The fourth stage compares the machining performance of coatings deposited by cathodic arc evaporation (CAE) and DC reactive magnetron sputtering (DCRMS) process with different
structures and deposition layers. Mono-layered AlCrN and multi-layered AlTiN were
deposited using CAE process whereas nano-structured TiAlSiN/TiSiN/TiAlN coating was
deposited using DCRMS process. The coated tools resulted in improved machining
performance when compared to uncoated cutting tool. The CAE process resulted in surface
defects like droplets and pores whereas the sputtering process generated droplet free surface that helped in superior performance of TiAlSiN/TiSiN/TiAlN coating when compared with AlTiN and AlCrN coatings. Moreover, nanostructure in TiAlSiN/TiSiN/TiAlN coating
prevented coating flaking or peeling and ensured superior anti-abrasive behaviour due to its
amorphous structure.
In the last stage of investigation, micro scale textures were fabricated on the rake surface of Al2O3/TiCN composite ceramic cutting tools using Wire-EDM process. The performance of
cutting tools was evaluated by tool-chip contact length, tool wear, machining forces, cutting
temperature, frictional coefficient and chip morphology. Further, a 3D finite element model
has been used to study the temperature and stress distribution in the cutting tools.
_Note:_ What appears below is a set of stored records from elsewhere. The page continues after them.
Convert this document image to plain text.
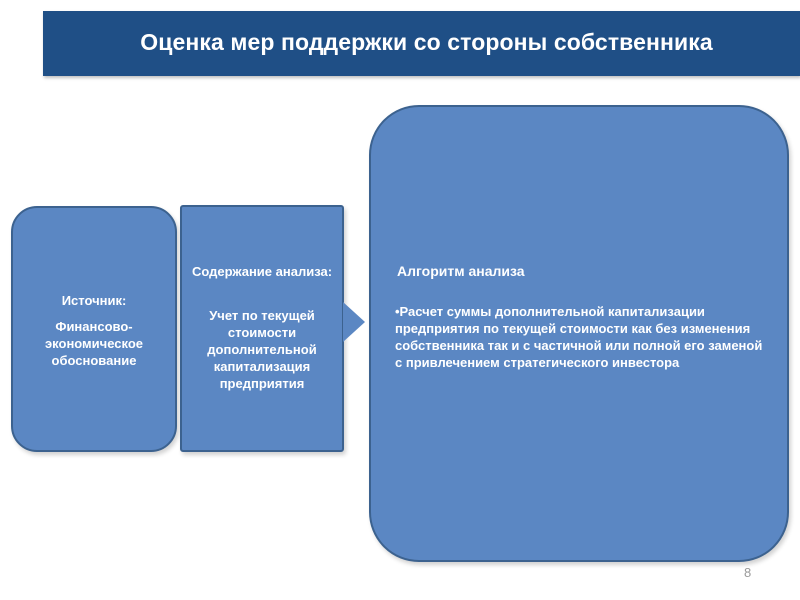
Оценка мер поддержки со стороны собственника
Источник:
Финансово-экономическое обоснование
Содержание анализа:
Учет по текущей стоимости дополнительной капитализация предприятия
Алгоритм анализа
•Расчет суммы дополнительной капитализации предприятия по текущей стоимости как без изменения собственника так и с частичной или полной его заменой с привлечением стратегического инвестора
8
Application of textures obstructing the chip flow direction resulted in uniform stress distribution, and higher groove sliding area ensured maximum reduction of machining forces, material adhesion, cutting and tool temperature. However, the textures parallel to the chip flow direction resulted in bending and curling of chips on the rake face causing increase of chiptool contact length and material adhesion resulting in increase of friction as compared to the tools with non-parallel textures. The textured tool with textures inclined at an angle to the chip flow direction exhibited the best machining performance as compared to other textured cutting tools. From the present work, it can be concluded that the surface modification techniques significantly improve the hard machining performance of Al2O3/TiCN mixed ceramic cutting tools.